- Tenure: after 1143 – before c. 1149
- Predecessor: Roger FitzGerold de Roumare (as Baron of Kendal)
- Other titles: Baron of Kendal
- Spouse: Hawise de Reviers
- Issue: William de Roumare
- Father: Roger FitzGerold de Roumare
- Mother: Lucy of Bolingbroke

= William de Roumare, Earl of Lincoln =

Norman noble (born c. 1096)

William de Romare (born c. 1096) (also Roumare or Romayre or Romay) was the Earl of Lincoln, 2nd Baron of Kendal, Lord of Bolingbroke.

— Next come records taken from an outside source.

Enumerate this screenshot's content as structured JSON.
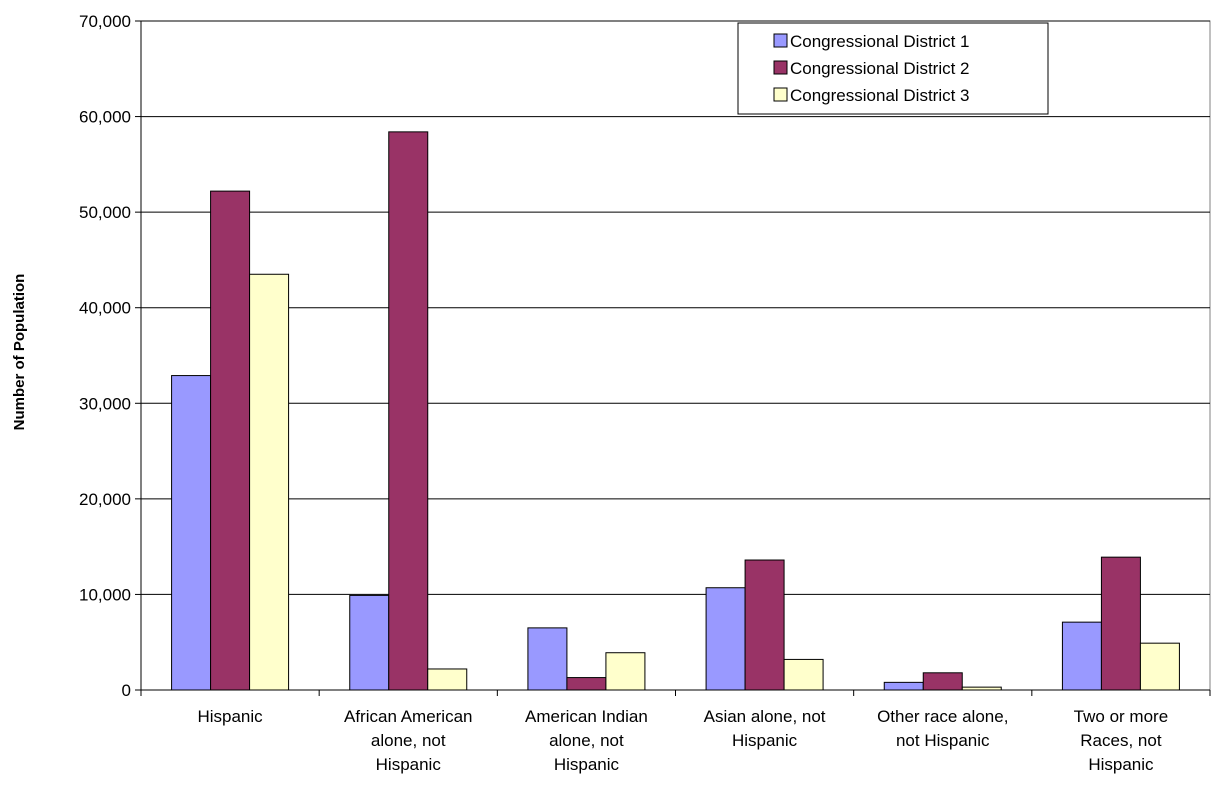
{
  "chart_data": {
    "type": "bar",
    "title": "",
    "xlabel": "",
    "ylabel": "Number of Population",
    "ylim": [
      0,
      70000
    ],
    "yticks": [
      "0",
      "10,000",
      "20,000",
      "30,000",
      "40,000",
      "50,000",
      "60,000",
      "70,000"
    ],
    "grid": true,
    "legend_position": "top-right",
    "categories": [
      [
        "Hispanic"
      ],
      [
        "African American",
        "alone, not",
        "Hispanic"
      ],
      [
        "American Indian",
        "alone, not",
        "Hispanic"
      ],
      [
        "Asian alone, not",
        "Hispanic"
      ],
      [
        "Other race alone,",
        "not Hispanic"
      ],
      [
        "Two or more",
        "Races, not",
        "Hispanic"
      ]
    ],
    "series": [
      {
        "name": "Congressional District 1",
        "color": "#9999ff",
        "values": [
          32900,
          9900,
          6500,
          10700,
          800,
          7100
        ]
      },
      {
        "name": "Congressional District 2",
        "color": "#993366",
        "values": [
          52200,
          58400,
          1300,
          13600,
          1800,
          13900
        ]
      },
      {
        "name": "Congressional District 3",
        "color": "#ffffcc",
        "values": [
          43500,
          2200,
          3900,
          3200,
          300,
          4900
        ]
      }
    ]
  }
}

He was the son of Roger FitzGerold (de Roumare), 1st Baron of Kendal, Lord of Bolingbroke and Lucy of Bolingbroke, widow of Ivo de Taillebois. He followed his father as Lord of Bolingbroke, Lincolnshire. He was half-brother to Ranulf of Chester, through their mother, Lucy.

In Normandy, he was Seigneur (Lord) of Roumare.

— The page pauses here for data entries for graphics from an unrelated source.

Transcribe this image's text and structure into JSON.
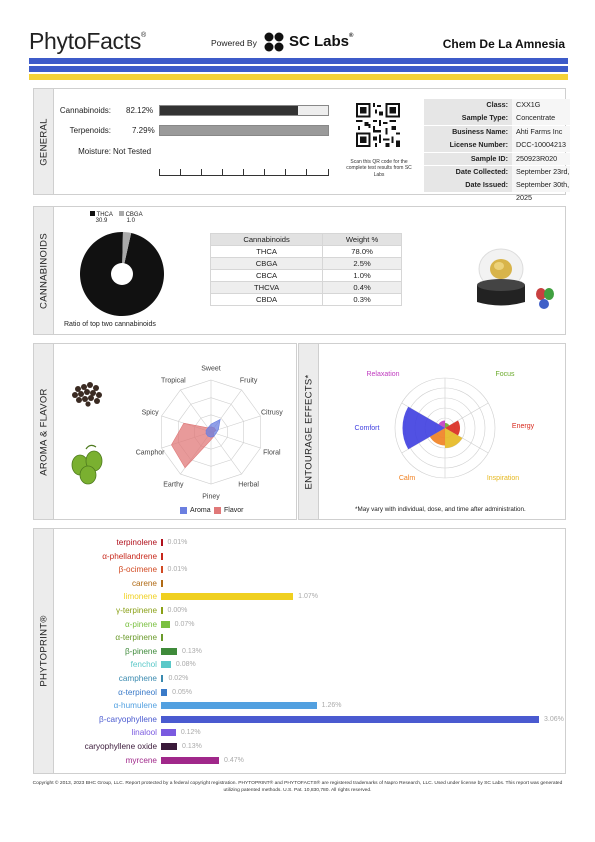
{
  "header": {
    "brand": "PhytoFacts",
    "brand_mark": "®",
    "powered_by": "Powered By",
    "lab_name": "SC Labs",
    "lab_mark": "®",
    "strain": "Chem De La Amnesia"
  },
  "colors": {
    "stripe_blue": "#3d5bc9",
    "stripe_yellow": "#f5d238",
    "bar_dark": "#333333",
    "bar_gray": "#9a9a9a"
  },
  "general": {
    "tab": "GENERAL",
    "rows": [
      {
        "label": "Cannabinoids:",
        "value": "82.12%",
        "fraction": 0.8212
      },
      {
        "label": "Terpenoids:",
        "value": "7.29%",
        "fraction": 0.0729
      },
      {
        "label": "Moisture:",
        "value": "Not Tested"
      }
    ],
    "qr_note": "Scan this QR code for the complete test results from SC Labs",
    "info": [
      {
        "k": "Class:",
        "v": "CXX1G"
      },
      {
        "k": "Sample Type:",
        "v": "Concentrate"
      },
      {
        "k": "Business Name:",
        "v": "Ahti Farms Inc"
      },
      {
        "k": "License Number:",
        "v": "DCC-10004213"
      },
      {
        "k": "Sample ID:",
        "v": "250923R020"
      },
      {
        "k": "Date Collected:",
        "v": "September 23rd, 2025"
      },
      {
        "k": "Date Issued:",
        "v": "September 30th, 2025"
      }
    ]
  },
  "cannabinoids": {
    "tab": "CANNABINOIDS",
    "pie_legend": [
      {
        "name": "THCA",
        "value": "30.9",
        "color": "#111111"
      },
      {
        "name": "CBGA",
        "value": "1.0",
        "color": "#aaaaaa"
      }
    ],
    "ratio_label": "Ratio of top two cannabinoids",
    "table_headers": [
      "Cannabinoids",
      "Weight %"
    ],
    "table_rows": [
      [
        "THCA",
        "78.0%"
      ],
      [
        "CBGA",
        "2.5%"
      ],
      [
        "CBCA",
        "1.0%"
      ],
      [
        "THCVA",
        "0.4%"
      ],
      [
        "CBDA",
        "0.3%"
      ]
    ]
  },
  "aroma": {
    "tab": "AROMA & FLAVOR",
    "axes": [
      "Sweet",
      "Fruity",
      "Citrusy",
      "Floral",
      "Herbal",
      "Piney",
      "Earthy",
      "Camphor",
      "Spicy",
      "Tropical"
    ],
    "aroma_values": [
      0.15,
      0.3,
      0.15,
      0.1,
      0.1,
      0.1,
      0.1,
      0.1,
      0.1,
      0.1
    ],
    "flavor_values": [
      0.1,
      0.1,
      0.1,
      0.05,
      0.1,
      0.15,
      0.85,
      0.8,
      0.55,
      0.1
    ],
    "legend": [
      {
        "name": "Aroma",
        "color": "#6b7fe0"
      },
      {
        "name": "Flavor",
        "color": "#e07878"
      }
    ]
  },
  "entourage": {
    "tab": "ENTOURAGE EFFECTS*",
    "effects": [
      {
        "name": "Relaxation",
        "color": "#c03cc0",
        "value": 0.15
      },
      {
        "name": "Focus",
        "color": "#6aaa2a",
        "value": 0.1
      },
      {
        "name": "Energy",
        "color": "#d8281c",
        "value": 0.3
      },
      {
        "name": "Inspiration",
        "color": "#e6b820",
        "value": 0.4
      },
      {
        "name": "Calm",
        "color": "#f08020",
        "value": 0.35
      },
      {
        "name": "Comfort",
        "color": "#3e3ee0",
        "value": 0.85
      }
    ],
    "note": "*May vary with individual, dose, and time after administration."
  },
  "phytoprint": {
    "tab": "PHYTOPRINT®",
    "max_value": 3.06,
    "terpenes": [
      {
        "name": "terpinolene",
        "pct": "0.01%",
        "value": 0.01,
        "color": "#b0101c"
      },
      {
        "name": "α-phellandrene",
        "pct": "",
        "value": 0.003,
        "color": "#c8281c"
      },
      {
        "name": "β-ocimene",
        "pct": "0.01%",
        "value": 0.01,
        "color": "#d24a22"
      },
      {
        "name": "carene",
        "pct": "",
        "value": 0.003,
        "color": "#b06a14"
      },
      {
        "name": "limonene",
        "pct": "1.07%",
        "value": 1.07,
        "color": "#f0d020"
      },
      {
        "name": "γ-terpinene",
        "pct": "0.00%",
        "value": 0.003,
        "color": "#8aa016"
      },
      {
        "name": "α-pinene",
        "pct": "0.07%",
        "value": 0.07,
        "color": "#7ac040"
      },
      {
        "name": "α-terpinene",
        "pct": "",
        "value": 0.003,
        "color": "#6a9a2a"
      },
      {
        "name": "β-pinene",
        "pct": "0.13%",
        "value": 0.13,
        "color": "#3e8a3a"
      },
      {
        "name": "fenchol",
        "pct": "0.08%",
        "value": 0.08,
        "color": "#5ac8c8"
      },
      {
        "name": "camphene",
        "pct": "0.02%",
        "value": 0.02,
        "color": "#3a8ab0"
      },
      {
        "name": "α-terpineol",
        "pct": "0.05%",
        "value": 0.05,
        "color": "#3a7ac8"
      },
      {
        "name": "α-humulene",
        "pct": "1.26%",
        "value": 1.26,
        "color": "#52a0e0"
      },
      {
        "name": "β-caryophyllene",
        "pct": "3.06%",
        "value": 3.06,
        "color": "#4a5ad0"
      },
      {
        "name": "linalool",
        "pct": "0.12%",
        "value": 0.12,
        "color": "#7a5ae0"
      },
      {
        "name": "caryophyllene oxide",
        "pct": "0.13%",
        "value": 0.13,
        "color": "#3a1a3a"
      },
      {
        "name": "myrcene",
        "pct": "0.47%",
        "value": 0.47,
        "color": "#a0288a"
      }
    ]
  },
  "footer": "Copyright © 2013, 2023 BHC Group, LLC. Report protected by a federal copyright registration. PHYTOPRINT® and PHYTOFACTS® are registered trademarks of Napro Research, LLC. Used under license by SC Labs. This report was generated utilizing patented methods. U.S. Pat. 10,830,780. All rights reserved."
}
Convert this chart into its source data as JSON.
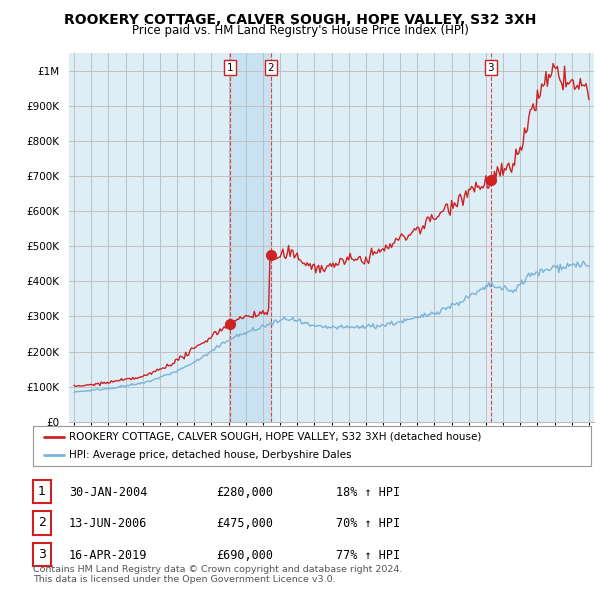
{
  "title": "ROOKERY COTTAGE, CALVER SOUGH, HOPE VALLEY, S32 3XH",
  "subtitle": "Price paid vs. HM Land Registry's House Price Index (HPI)",
  "hpi_color": "#7ab3d4",
  "price_color": "#cc2222",
  "background_color": "#ffffff",
  "chart_bg_color": "#ddeef7",
  "grid_color": "#bbbbbb",
  "legend_label_red": "ROOKERY COTTAGE, CALVER SOUGH, HOPE VALLEY, S32 3XH (detached house)",
  "legend_label_blue": "HPI: Average price, detached house, Derbyshire Dales",
  "transactions": [
    {
      "label": "1",
      "date_num": 2004.08,
      "price": 280000
    },
    {
      "label": "2",
      "date_num": 2006.45,
      "price": 475000
    },
    {
      "label": "3",
      "date_num": 2019.29,
      "price": 690000
    }
  ],
  "table_rows": [
    [
      "1",
      "30-JAN-2004",
      "£280,000",
      "18% ↑ HPI"
    ],
    [
      "2",
      "13-JUN-2006",
      "£475,000",
      "70% ↑ HPI"
    ],
    [
      "3",
      "16-APR-2019",
      "£690,000",
      "77% ↑ HPI"
    ]
  ],
  "footnote": "Contains HM Land Registry data © Crown copyright and database right 2024.\nThis data is licensed under the Open Government Licence v3.0.",
  "ylim": [
    0,
    1050000
  ],
  "xlim": [
    1994.7,
    2025.3
  ],
  "band_x1": 2004.08,
  "band_x2": 2006.45
}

In 1120 William was supposed to have crossed the Channel with William the Aetheling in the White Ship but disembarked shortly before it sailed, avoiding drowning in the subsequent sinking of the ship.

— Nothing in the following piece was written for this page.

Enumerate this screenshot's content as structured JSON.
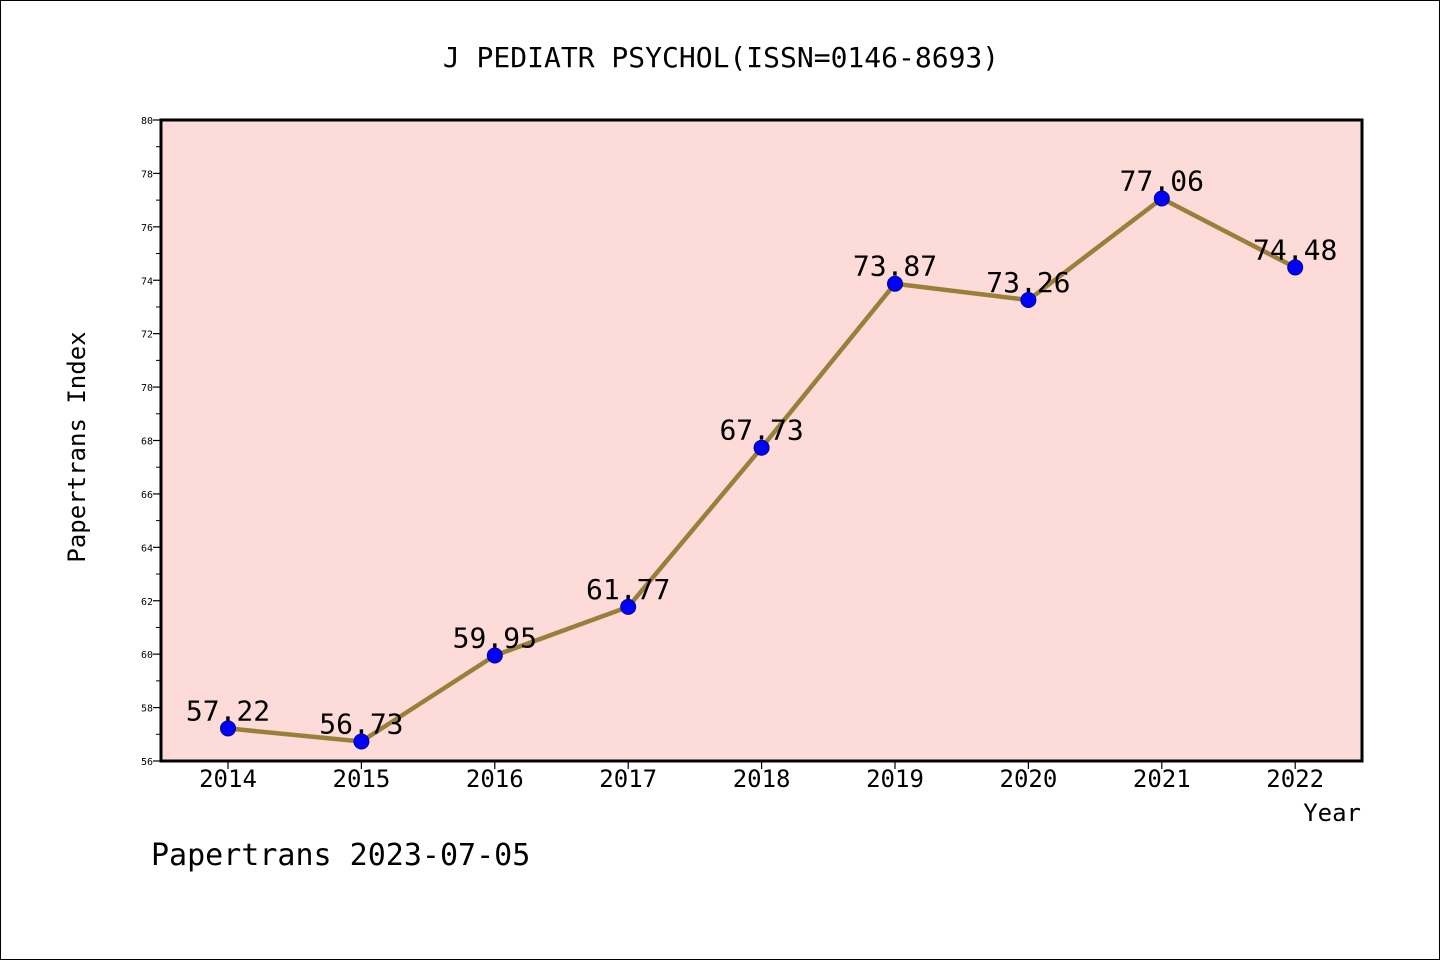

He was created Earl of Lincoln by King Stephen after 1143. The Earl lived at both Bolingbroke and Lincoln Castle.

He was the ducal constable of the fortress of Neufmarche, stoutly resisting Hugh de Gournay, then in rebellion, in 1118 in Normandy.

==Family and children==
He married Hawise de Reviers, sister of Baldwin de Redvers, 1st Earl of Devon (Reviers) and had one known child:
- William (Helie) de Roumare, married Agnes de Aumale. They had a son William de Roumare who married twice and died without issue.